|Title||A Fiddle for Angus|
|Year of Publication||2001|
|Authors||Wilson, Budge, and Susan Tooke|
|ISBN Number||0887765009 (hard cover)|
|Descriptors||Aging; Cape Breton Island; English Language; Families; Illustrated; Music; Nova Scotia; Picture Book; Scottish Canadians; Traditions|
In this picture book, Angus is the youngest member of his musical family and does not yet have an instrument of his own. As he grows older, it is no longer enough to hum along when they play. When his parents promise him an instrument, Angus chooses the fiddle. He practices, and when he finally is able to join in, he is elated. This picture book is set in Cape Breton, Nova Scotia, and the illustrations portray both the landscape and the traditional celtic culture.

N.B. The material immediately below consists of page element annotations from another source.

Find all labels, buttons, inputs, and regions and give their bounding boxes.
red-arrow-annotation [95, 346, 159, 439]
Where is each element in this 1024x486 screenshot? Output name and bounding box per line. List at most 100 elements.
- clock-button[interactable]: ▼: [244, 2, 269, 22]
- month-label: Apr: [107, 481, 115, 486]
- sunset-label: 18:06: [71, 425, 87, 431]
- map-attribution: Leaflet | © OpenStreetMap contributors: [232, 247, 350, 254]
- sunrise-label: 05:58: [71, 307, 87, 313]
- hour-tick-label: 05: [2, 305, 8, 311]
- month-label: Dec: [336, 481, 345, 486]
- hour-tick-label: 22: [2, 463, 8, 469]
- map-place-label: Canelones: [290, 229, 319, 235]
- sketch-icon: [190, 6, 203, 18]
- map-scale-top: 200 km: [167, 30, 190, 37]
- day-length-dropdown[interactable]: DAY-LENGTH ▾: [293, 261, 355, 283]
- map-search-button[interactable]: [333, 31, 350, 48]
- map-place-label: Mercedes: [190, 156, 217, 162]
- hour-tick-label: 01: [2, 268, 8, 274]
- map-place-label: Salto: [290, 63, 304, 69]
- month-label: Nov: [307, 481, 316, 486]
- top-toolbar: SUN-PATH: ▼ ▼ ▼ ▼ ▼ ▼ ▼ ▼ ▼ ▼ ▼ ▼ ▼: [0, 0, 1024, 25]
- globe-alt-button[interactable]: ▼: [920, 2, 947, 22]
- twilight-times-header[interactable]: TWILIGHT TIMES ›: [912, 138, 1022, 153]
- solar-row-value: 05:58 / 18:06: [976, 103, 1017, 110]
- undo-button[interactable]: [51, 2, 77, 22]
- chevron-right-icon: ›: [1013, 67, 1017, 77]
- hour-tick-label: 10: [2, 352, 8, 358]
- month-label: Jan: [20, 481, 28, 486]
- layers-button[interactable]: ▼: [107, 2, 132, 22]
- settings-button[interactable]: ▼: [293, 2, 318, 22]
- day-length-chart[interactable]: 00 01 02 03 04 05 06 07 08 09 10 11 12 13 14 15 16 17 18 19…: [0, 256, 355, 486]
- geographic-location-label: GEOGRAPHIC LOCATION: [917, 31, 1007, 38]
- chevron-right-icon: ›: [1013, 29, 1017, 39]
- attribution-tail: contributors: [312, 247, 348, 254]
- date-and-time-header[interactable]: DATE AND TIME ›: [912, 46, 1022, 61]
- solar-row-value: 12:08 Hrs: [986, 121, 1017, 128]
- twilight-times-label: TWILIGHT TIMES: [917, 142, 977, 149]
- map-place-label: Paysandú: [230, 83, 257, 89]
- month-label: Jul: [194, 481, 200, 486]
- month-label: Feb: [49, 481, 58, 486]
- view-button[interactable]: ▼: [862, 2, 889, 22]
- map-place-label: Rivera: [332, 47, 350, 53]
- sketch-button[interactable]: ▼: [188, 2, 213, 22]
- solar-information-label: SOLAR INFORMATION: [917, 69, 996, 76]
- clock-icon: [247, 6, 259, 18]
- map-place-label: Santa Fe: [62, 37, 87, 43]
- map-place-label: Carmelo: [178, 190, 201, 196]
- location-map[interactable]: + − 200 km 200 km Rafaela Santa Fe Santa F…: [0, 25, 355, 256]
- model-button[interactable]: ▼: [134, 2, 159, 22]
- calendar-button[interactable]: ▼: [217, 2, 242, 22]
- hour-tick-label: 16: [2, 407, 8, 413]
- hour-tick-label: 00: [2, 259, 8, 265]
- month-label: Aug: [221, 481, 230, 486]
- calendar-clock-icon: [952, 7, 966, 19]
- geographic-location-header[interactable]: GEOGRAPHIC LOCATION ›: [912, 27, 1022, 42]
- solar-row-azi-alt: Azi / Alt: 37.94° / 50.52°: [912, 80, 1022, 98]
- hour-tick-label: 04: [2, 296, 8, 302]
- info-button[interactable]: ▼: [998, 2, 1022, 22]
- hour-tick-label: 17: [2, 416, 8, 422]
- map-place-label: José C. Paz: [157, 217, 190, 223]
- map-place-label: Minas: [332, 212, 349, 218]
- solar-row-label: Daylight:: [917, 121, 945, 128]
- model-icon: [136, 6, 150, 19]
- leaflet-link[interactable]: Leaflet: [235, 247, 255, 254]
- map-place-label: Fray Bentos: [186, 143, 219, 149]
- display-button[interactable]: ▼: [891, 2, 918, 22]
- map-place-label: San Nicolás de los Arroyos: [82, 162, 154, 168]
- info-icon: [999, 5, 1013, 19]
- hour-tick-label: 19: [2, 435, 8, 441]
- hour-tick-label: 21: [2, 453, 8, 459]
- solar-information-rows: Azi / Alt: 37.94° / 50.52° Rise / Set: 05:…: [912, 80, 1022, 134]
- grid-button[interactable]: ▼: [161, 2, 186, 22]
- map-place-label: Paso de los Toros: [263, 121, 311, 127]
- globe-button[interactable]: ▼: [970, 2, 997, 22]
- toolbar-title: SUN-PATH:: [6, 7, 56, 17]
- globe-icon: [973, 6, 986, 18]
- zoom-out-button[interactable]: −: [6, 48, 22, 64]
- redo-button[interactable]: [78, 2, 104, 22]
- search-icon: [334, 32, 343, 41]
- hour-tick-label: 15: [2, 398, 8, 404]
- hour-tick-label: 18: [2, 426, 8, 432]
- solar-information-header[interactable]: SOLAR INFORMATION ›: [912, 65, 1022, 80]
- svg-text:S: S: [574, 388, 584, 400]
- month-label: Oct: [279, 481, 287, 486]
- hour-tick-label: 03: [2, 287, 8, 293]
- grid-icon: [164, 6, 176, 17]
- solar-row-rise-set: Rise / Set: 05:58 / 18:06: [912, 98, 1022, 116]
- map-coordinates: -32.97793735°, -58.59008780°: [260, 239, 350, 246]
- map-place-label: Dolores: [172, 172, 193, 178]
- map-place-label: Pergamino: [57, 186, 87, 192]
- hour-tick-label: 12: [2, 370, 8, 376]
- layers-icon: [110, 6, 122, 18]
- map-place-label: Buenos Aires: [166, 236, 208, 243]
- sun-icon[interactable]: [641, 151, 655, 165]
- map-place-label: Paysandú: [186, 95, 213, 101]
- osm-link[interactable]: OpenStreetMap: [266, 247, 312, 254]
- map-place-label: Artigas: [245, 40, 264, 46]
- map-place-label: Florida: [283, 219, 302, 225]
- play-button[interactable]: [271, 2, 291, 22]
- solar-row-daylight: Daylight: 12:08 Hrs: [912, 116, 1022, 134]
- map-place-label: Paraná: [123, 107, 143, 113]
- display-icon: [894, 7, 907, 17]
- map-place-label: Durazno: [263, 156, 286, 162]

One of the illustrations depicts a woman who is most likely Cape Breton fiddler Natalie MacMaster. Budge Wilson and Susan Tooke are both from Nova Scotia.
|Age Range|| |
Angus’s immediate family is musically proficient. His mother plays the accordion, and his father plays the whistle. Angus’s brother, Tom, plays the guitar, and his sister, Molly, brings a high clear voice to the family orchestra. But Angus is not pleased with his contribution, namely, humming. When Angus is offered an instrument of his own, he seizes upon the fiddle and takes lessons from local fiddler Murdoch. Months of practice lead to the inevitable for a boy steeped in musical heritage, and he joins the family orchestra as fiddler, now proud of his unique contribution. A Fiddle for Angus fosters not only appreciation for the effort involved in being a musician, but the book also communicates respect for the independence often necessary if we are to feel pride in our accomplishments.